BERLIN (Reuters) -A Munich brewpub has found a novel way to beat Europe’s cooking oil shortages – letting customers pay for their beer with sunflower oil to ensure plentiful stocks for frying schnitzels.
With Ukraine and Russia accounting for about 80% of global exports of sunflower seed oil, many European countries including Germany have seen supplies dwindle since Russia invaded its neighbour in February.
Managers at the Giesinger Brewery, a brewhouse and pub in the southern city of Munich, think they may have the answer, offering beer lovers a litre of their favourite brew for the same quantity of sunflower oil.
“The whole thing came up because we simply ran out of oil in the kitchen and that’s why we have to be inventive,” the pub manager, Erik Hoffmann, told Reuters TV.
Bottles of rapeseed and sunflower oil have often been missing from supermarket shelves in Germany since Russia’s invasion of Ukraine, and many shops ration the number of bottles per customer.

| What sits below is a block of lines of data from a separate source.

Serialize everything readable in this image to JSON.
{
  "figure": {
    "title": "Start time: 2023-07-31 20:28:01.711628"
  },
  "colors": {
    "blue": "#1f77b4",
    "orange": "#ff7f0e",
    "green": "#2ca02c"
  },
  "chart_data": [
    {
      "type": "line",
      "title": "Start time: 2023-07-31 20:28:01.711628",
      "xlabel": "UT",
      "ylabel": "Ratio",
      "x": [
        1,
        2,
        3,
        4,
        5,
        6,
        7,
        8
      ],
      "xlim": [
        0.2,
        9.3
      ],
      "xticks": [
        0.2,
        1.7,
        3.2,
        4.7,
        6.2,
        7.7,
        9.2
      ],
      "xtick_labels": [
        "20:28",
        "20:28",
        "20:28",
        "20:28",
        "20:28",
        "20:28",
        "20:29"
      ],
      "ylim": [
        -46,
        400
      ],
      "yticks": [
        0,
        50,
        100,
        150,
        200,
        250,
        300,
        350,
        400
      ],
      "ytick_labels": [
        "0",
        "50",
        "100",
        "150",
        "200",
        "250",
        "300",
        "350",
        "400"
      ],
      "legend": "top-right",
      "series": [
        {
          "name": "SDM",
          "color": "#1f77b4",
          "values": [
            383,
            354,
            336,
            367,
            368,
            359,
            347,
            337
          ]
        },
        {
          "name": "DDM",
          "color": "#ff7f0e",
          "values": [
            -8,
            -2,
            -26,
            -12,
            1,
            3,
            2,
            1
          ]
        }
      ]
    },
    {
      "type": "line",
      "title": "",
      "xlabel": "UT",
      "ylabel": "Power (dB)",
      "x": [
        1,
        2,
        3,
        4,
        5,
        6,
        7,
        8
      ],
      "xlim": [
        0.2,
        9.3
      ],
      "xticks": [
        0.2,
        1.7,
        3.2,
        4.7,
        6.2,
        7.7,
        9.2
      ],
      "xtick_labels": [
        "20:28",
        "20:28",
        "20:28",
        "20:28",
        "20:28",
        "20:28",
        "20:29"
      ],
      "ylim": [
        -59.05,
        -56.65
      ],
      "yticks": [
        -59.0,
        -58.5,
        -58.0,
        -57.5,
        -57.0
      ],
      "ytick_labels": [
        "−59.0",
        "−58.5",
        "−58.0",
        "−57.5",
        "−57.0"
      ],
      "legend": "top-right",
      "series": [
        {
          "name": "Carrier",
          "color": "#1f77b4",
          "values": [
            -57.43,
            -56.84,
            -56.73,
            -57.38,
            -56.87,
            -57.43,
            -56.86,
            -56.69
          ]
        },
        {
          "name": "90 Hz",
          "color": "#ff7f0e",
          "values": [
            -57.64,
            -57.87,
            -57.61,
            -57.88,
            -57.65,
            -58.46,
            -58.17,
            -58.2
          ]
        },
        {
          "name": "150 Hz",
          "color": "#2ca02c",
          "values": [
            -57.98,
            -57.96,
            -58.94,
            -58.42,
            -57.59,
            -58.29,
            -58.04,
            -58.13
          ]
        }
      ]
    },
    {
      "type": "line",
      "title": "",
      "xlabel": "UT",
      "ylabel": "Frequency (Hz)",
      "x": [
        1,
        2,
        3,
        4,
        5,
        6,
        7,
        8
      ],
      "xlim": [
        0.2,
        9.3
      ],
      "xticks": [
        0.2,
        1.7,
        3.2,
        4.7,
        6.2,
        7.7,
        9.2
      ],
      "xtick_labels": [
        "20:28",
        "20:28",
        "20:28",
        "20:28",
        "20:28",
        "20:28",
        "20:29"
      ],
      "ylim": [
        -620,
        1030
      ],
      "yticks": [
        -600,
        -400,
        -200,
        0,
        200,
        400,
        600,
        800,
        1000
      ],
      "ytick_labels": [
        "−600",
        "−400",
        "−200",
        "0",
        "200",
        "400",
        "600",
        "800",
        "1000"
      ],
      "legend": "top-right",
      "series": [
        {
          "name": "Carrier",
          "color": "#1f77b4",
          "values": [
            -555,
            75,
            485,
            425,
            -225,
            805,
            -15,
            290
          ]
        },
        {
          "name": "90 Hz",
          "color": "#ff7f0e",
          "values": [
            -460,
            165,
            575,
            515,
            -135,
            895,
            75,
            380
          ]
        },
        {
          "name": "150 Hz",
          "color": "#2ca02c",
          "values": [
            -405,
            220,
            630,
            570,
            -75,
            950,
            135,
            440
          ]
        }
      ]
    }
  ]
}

“Getting oil is very difficult … if you need 30 litres a week and only get 15 instead, at some point you won’t be able to fry a schnitzel any longer,” Hoffmann said, adding that customers have swapped 400 litres so far.

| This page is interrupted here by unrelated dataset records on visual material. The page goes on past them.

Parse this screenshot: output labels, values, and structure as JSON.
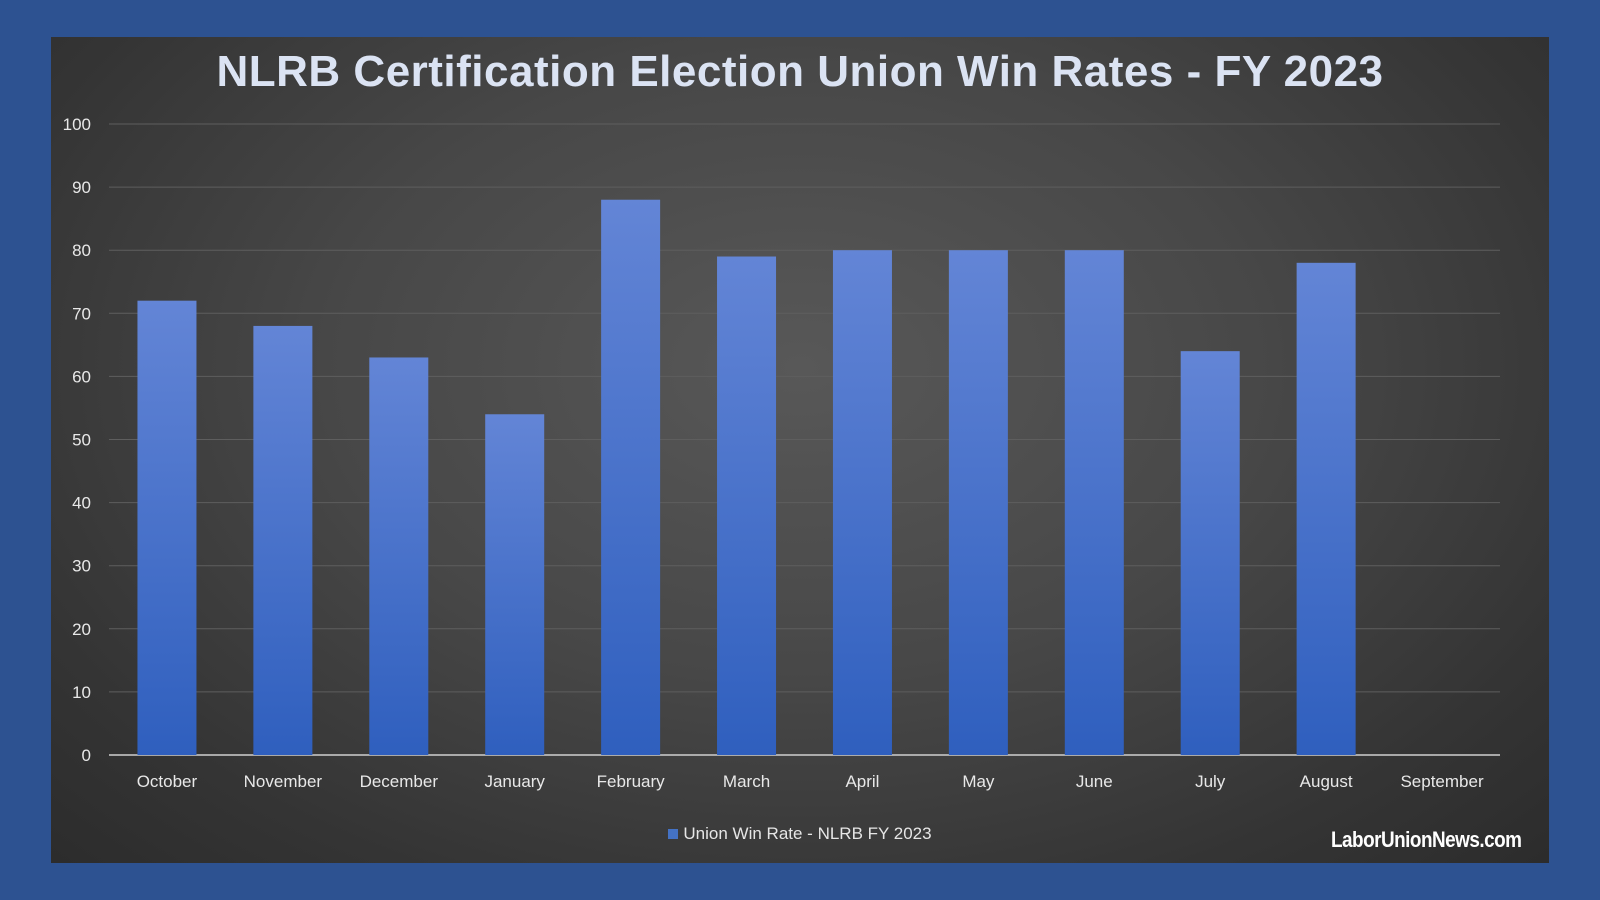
{
  "chart_data": {
    "type": "bar",
    "title": "NLRB Certification Election Union Win Rates - FY 2023",
    "categories": [
      "October",
      "November",
      "December",
      "January",
      "February",
      "March",
      "April",
      "May",
      "June",
      "July",
      "August",
      "September"
    ],
    "series": [
      {
        "name": "Union Win Rate - NLRB FY 2023",
        "values": [
          72,
          68,
          63,
          54,
          88,
          79,
          80,
          80,
          80,
          64,
          78,
          null
        ]
      }
    ],
    "ylim": [
      0,
      100
    ],
    "yticks": [
      0,
      10,
      20,
      30,
      40,
      50,
      60,
      70,
      80,
      90,
      100
    ],
    "grid": true,
    "legend_position": "bottom"
  },
  "colors": {
    "bar_top": "#6385d6",
    "bar_bottom": "#2f5fbe",
    "legend_swatch": "#4472c4",
    "gridline": "#5e5e5e",
    "axis_label": "#e8e8e8"
  },
  "branding": {
    "site": "LaborUnionNews.com"
  }
}
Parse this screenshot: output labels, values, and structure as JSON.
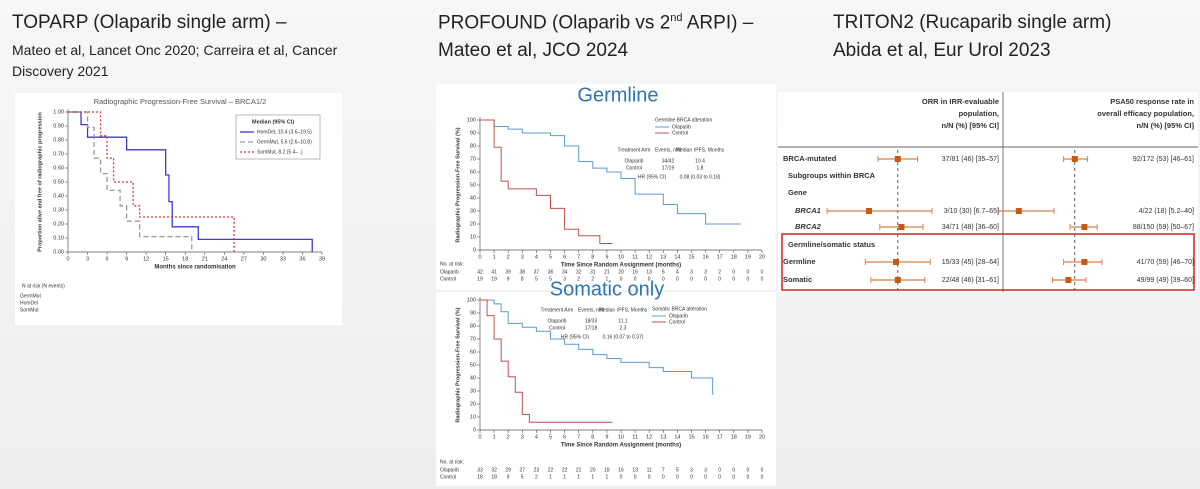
{
  "panels": [
    {
      "title": "TOPARP (Olaparib single arm) –",
      "subtitle": "Mateo et al, Lancet Onc 2020; Carreira et al, Cancer Discovery 2021",
      "chart": {
        "type": "step",
        "title": "Radiographic Progression-Free Survival – BRCA1/2",
        "y_label": "Proportion alive and free of radiographic progression",
        "x_label": "Months since randomisation",
        "xlim": [
          0,
          39
        ],
        "xticks": [
          0,
          3,
          6,
          9,
          12,
          15,
          18,
          21,
          24,
          27,
          30,
          33,
          36,
          39
        ],
        "ylim": [
          0,
          1
        ],
        "yticks": [
          {
            "value": 0,
            "label": "0.00"
          },
          {
            "value": 0.1,
            "label": "0.10"
          },
          {
            "value": 0.2,
            "label": "0.20"
          },
          {
            "value": 0.3,
            "label": "0.30"
          },
          {
            "value": 0.4,
            "label": "0.40"
          },
          {
            "value": 0.5,
            "label": "0.50"
          },
          {
            "value": 0.6,
            "label": "0.60"
          },
          {
            "value": 0.7,
            "label": "0.70"
          },
          {
            "value": 0.8,
            "label": "0.80"
          },
          {
            "value": 0.9,
            "label": "0.90"
          },
          {
            "value": 1,
            "label": "1.00"
          }
        ],
        "legend_title": "Median (95% CI)",
        "series": [
          {
            "name": "HomDel, 10.4 (3.6–19.5)",
            "color": "#3b3bd1",
            "dash": "solid",
            "x": [
              0,
              2,
              3,
              6,
              9,
              15,
              15.5,
              16,
              20,
              37.5
            ],
            "values": [
              1,
              0.91,
              0.82,
              0.82,
              0.73,
              0.55,
              0.36,
              0.18,
              0.09,
              0
            ]
          },
          {
            "name": "GermMut, 5.6 (2.6–10.8)",
            "color": "#9a9a9a",
            "dash": "dashed",
            "x": [
              0,
              3,
              4,
              5,
              6,
              8,
              9,
              11,
              15,
              19,
              21
            ],
            "values": [
              1,
              0.89,
              0.67,
              0.56,
              0.44,
              0.33,
              0.22,
              0.11,
              0.11,
              0,
              0
            ]
          },
          {
            "name": "SomMut, 8.2 (5.4– .)",
            "color": "#d43a3a",
            "dash": "dotted",
            "x": [
              0,
              5,
              6,
              7,
              8,
              10,
              11,
              25,
              25.5
            ],
            "values": [
              1,
              0.83,
              0.67,
              0.5,
              0.5,
              0.33,
              0.25,
              0.25,
              0
            ]
          }
        ],
        "risk_title": "N at risk (N events)",
        "risk_labels": [
          "GermMut",
          "HomDel",
          "SomMut"
        ]
      }
    },
    {
      "title_start": "PROFOUND (Olaparib vs 2",
      "title_sup": "nd",
      "title_end": " ARPI) –",
      "subtitle": "Mateo et al, JCO 2024",
      "charts": [
        {
          "type": "step",
          "title": "Germline",
          "legend_title": "Germline BRCA alteration",
          "y_label": "Radiographic Progression-Free Survival (%)",
          "x_label": "Time Since Random Assignment (months)",
          "xlim": [
            0,
            20
          ],
          "xticks": [
            0,
            1,
            2,
            3,
            4,
            5,
            6,
            7,
            8,
            9,
            10,
            11,
            12,
            13,
            14,
            15,
            16,
            17,
            18,
            19,
            20
          ],
          "ylim": [
            0,
            100
          ],
          "yticks": [
            0,
            10,
            20,
            30,
            40,
            50,
            60,
            70,
            80,
            90,
            100
          ],
          "series": [
            {
              "name": "Olaparib",
              "color": "#5b9bd5",
              "x": [
                0,
                1,
                2,
                3,
                4,
                5,
                6,
                7,
                8,
                9,
                10,
                11,
                13,
                14,
                16,
                18.5
              ],
              "values": [
                100,
                95,
                93,
                90,
                90,
                88,
                80,
                68,
                63,
                60,
                55,
                43,
                35,
                28,
                20,
                20
              ]
            },
            {
              "name": "Control",
              "color": "#c0504d",
              "x": [
                0,
                1,
                1.5,
                2,
                4,
                5,
                6,
                7,
                8.5,
                9.4
              ],
              "values": [
                100,
                79,
                53,
                47,
                42,
                32,
                16,
                11,
                5,
                5
              ]
            }
          ],
          "table": {
            "headers": [
              "Treatment Arm",
              "Events, n/N",
              "Median rPFS, Months"
            ],
            "rows": [
              [
                "Olaparib",
                "34/42",
                "10.4"
              ],
              [
                "Control",
                "17/19",
                "1.8"
              ]
            ],
            "hr_label": "HR (95% CI)",
            "hr": "0.08 (0.03 to 0.18)"
          },
          "risk_title": "No. at risk:",
          "risk": [
            {
              "name": "Olaparib",
              "values": [
                42,
                41,
                39,
                38,
                37,
                36,
                34,
                32,
                31,
                21,
                20,
                16,
                13,
                6,
                4,
                3,
                3,
                2,
                0,
                0,
                0
              ]
            },
            {
              "name": "Control",
              "values": [
                19,
                19,
                9,
                8,
                5,
                5,
                3,
                2,
                2,
                1,
                0,
                0,
                0,
                0,
                0,
                0,
                0,
                0,
                0,
                0,
                0
              ]
            }
          ]
        },
        {
          "type": "step",
          "title": "Somatic only",
          "legend_title": "Somatic BRCA alteration",
          "y_label": "Radiographic Progression-Free Survival (%)",
          "x_label": "Time Since Random Assignment (months)",
          "xlim": [
            0,
            20
          ],
          "xticks": [
            0,
            1,
            2,
            3,
            4,
            5,
            6,
            7,
            8,
            9,
            10,
            11,
            12,
            13,
            14,
            15,
            16,
            17,
            18,
            19,
            20
          ],
          "ylim": [
            0,
            100
          ],
          "yticks": [
            0,
            10,
            20,
            30,
            40,
            50,
            60,
            70,
            80,
            90,
            100
          ],
          "series": [
            {
              "name": "Olaparib",
              "color": "#5b9bd5",
              "x": [
                0,
                1,
                1.5,
                2,
                3,
                4,
                5,
                6,
                7,
                8,
                9,
                10,
                12,
                13,
                15,
                16.5
              ],
              "values": [
                100,
                97,
                91,
                82,
                79,
                76,
                70,
                66,
                62,
                58,
                55,
                52,
                48,
                45,
                40,
                27
              ]
            },
            {
              "name": "Control",
              "color": "#c0504d",
              "x": [
                0,
                0.5,
                1,
                1.5,
                2,
                2.5,
                3,
                3.5,
                4,
                9.4
              ],
              "values": [
                100,
                88,
                70,
                53,
                41,
                29,
                12,
                6,
                6,
                6
              ]
            }
          ],
          "table": {
            "headers": [
              "Treatment Arm",
              "Events, n/N",
              "Median rPFS, Months"
            ],
            "rows": [
              [
                "Olaparib",
                "18/33",
                "11.1"
              ],
              [
                "Control",
                "17/18",
                "2.3"
              ]
            ],
            "hr_label": "HR (95% CI)",
            "hr": "0.16 (0.07 to 0.37)"
          },
          "risk_title": "No. at risk:",
          "risk": [
            {
              "name": "Olaparib",
              "values": [
                33,
                32,
                29,
                27,
                23,
                22,
                22,
                21,
                20,
                18,
                16,
                13,
                11,
                7,
                5,
                3,
                3,
                0,
                0,
                0,
                0
              ]
            },
            {
              "name": "Control",
              "values": [
                18,
                18,
                9,
                5,
                2,
                1,
                1,
                1,
                1,
                1,
                0,
                0,
                0,
                0,
                0,
                0,
                0,
                0,
                0,
                0,
                0
              ]
            }
          ]
        }
      ]
    },
    {
      "title": "TRITON2 (Rucaparib single arm)",
      "subtitle": "Abida et al, Eur Urol 2023",
      "forest": {
        "orr_header": [
          "ORR in IRR-evaluable",
          "population,",
          "n/N (%) [95% CI]"
        ],
        "psa_header": [
          "PSA50 response rate in",
          "overall efficacy population,",
          "n/N (%) [95% CI]"
        ],
        "orr_xlim": [
          0,
          100
        ],
        "psa_xlim": [
          0,
          100
        ],
        "rows": [
          {
            "label": "BRCA-mutated",
            "orr_text": "37/81 (46) [35–57]",
            "orr": [
              46,
              35,
              57
            ],
            "psa_text": "92/172 (53) [46–61]",
            "psa": [
              53,
              46,
              61
            ]
          },
          {
            "label": "Subgroups within BRCA"
          },
          {
            "label": "Gene"
          },
          {
            "label": "BRCA1",
            "orr_text": "3/10 (30) [6.7–65]",
            "orr": [
              30,
              6.7,
              65
            ],
            "psa_text": "4/22 (18) [5.2–40]",
            "psa": [
              18,
              5.2,
              40
            ]
          },
          {
            "label": "BRCA2",
            "orr_text": "34/71 (48) [36–60]",
            "orr": [
              48,
              36,
              60
            ],
            "psa_text": "88/150 (59) [50–67]",
            "psa": [
              59,
              50,
              67
            ]
          },
          {
            "label": "Germline/somatic status"
          },
          {
            "label": "Germline",
            "orr_text": "15/33 (45) [28–64]",
            "orr": [
              45,
              28,
              64
            ],
            "psa_text": "41/70 (59) [46–70]",
            "psa": [
              59,
              46,
              70
            ]
          },
          {
            "label": "Somatic",
            "orr_text": "22/48 (46) [31–61]",
            "orr": [
              46,
              31,
              61
            ],
            "psa_text": "49/99 (49) [39–60]",
            "psa": [
              49,
              39,
              60
            ]
          }
        ]
      }
    }
  ]
}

While a litre of beer costs about 7 euros ($7) in German pubs, a one-litre bottle of sunflower oil retails for about 4.5 euros – making the offer tempting for many customers.
Customer Moritz Baller bought 80 litres of sunflower oil in Ukraine during a trip to deliver humanitarian aid, swapping his shipment for eight crates of beer for his birthday party.
“The campaign is cool,” he said. “We can get cheap beer and yes, Giesinger Brewery is also helped.”